Rikki Clark, who recently gave birth to twins, teaches inclusion and acceptance as a member of the LGBTQ+ community and a medical assistant.

By Maureen Gilmer, IU Health senior writer, mgilmer1@iuhealth.org

Rikki Clark sat listening in the quiet auditorium as Taryn Fledderman talked about identity, acceptance and love.

Fledderman, a Riley Children’s Health social worker, was speaking at a Rainbow Read in celebration of Pride Month.

“Build a community for your kids that will unconditionally love them, letting them know they have multiple safe people,” Fledderman said.

While people are beginning to have more open minds, the social worker said, the trick is to encourage them to open their hearts as well.

For Clark, who identifies as gender queer and uses “they, them” pronouns, it was an important message.

The 27-year-old certified medical assistant in Riley’s nephrology clinic recently gave birth to twin boys.

Clark and Brandon holding their children, Emmett and Emerson

Emmett and Emerson, born at Riley’s Maternity Tower, are now 3 months old, and Clark wants to make the world a safer place for them to grow up.

“Pride is so much more than just June for me. Pride is who I am, and it is who I want my kids to be – to be able to have pride in who their parents are.”

Clark is married to Brandon (he/him), a trans-masculine man, so the journey of becoming parents was difficult and expensive, they said.

“We hold pride in that too. We were able to say, this is what we want. It’s my life, it’s my family, and it’s my future. That’s what Pride is to me.”
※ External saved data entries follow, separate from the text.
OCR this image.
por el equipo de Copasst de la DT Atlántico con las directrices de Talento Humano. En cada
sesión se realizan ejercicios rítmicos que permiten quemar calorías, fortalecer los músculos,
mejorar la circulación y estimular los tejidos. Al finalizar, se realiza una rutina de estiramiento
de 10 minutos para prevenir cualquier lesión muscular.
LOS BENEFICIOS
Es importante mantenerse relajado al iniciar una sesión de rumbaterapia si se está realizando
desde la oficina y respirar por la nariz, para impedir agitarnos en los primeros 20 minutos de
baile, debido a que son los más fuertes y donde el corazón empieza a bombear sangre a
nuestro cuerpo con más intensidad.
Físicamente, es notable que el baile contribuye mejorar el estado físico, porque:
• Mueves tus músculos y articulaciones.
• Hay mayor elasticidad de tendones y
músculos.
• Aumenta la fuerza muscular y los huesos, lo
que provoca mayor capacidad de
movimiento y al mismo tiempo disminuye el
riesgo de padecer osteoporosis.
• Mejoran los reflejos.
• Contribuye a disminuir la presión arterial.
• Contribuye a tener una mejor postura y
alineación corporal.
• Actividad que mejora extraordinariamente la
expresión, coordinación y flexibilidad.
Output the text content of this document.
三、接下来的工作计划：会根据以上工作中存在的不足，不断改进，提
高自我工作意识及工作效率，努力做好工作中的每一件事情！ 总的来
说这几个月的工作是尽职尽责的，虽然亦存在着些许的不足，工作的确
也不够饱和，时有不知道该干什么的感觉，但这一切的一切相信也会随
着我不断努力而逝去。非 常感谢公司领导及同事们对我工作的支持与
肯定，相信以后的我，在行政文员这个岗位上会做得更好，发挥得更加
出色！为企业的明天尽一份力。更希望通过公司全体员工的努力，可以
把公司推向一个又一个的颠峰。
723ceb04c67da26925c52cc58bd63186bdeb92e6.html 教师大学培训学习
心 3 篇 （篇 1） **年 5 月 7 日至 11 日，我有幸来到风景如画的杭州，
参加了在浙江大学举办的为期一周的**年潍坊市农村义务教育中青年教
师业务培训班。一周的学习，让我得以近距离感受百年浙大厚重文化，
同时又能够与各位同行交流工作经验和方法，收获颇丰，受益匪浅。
Clark said that for several years they didn’t feel like they had a community because they were not involved in a lot of the activities or advocacy work of the LGBTQ+ community.

That changed when Clark began working at Eskenazi Health as a medical assistant with the gender health program.

“There I connected with the community and dove deep into it. That’s when I took off. I started educating small businesses and schools on terminology the community uses, what to say and what not to say.”

Coming to IU Health has presented more opportunities to be involved, including with the IU Health Pride affinity group.

“I love IU Health, and there’s obviously a lot of work that needs to be done statewide, but it is trying,” Clark said. “Leadership is trying. That’s what matters."

Clark hopes to someday work with the organization’s Diversity, Equity & Inclusion team “so I can continue to grow where IU Health is headed.”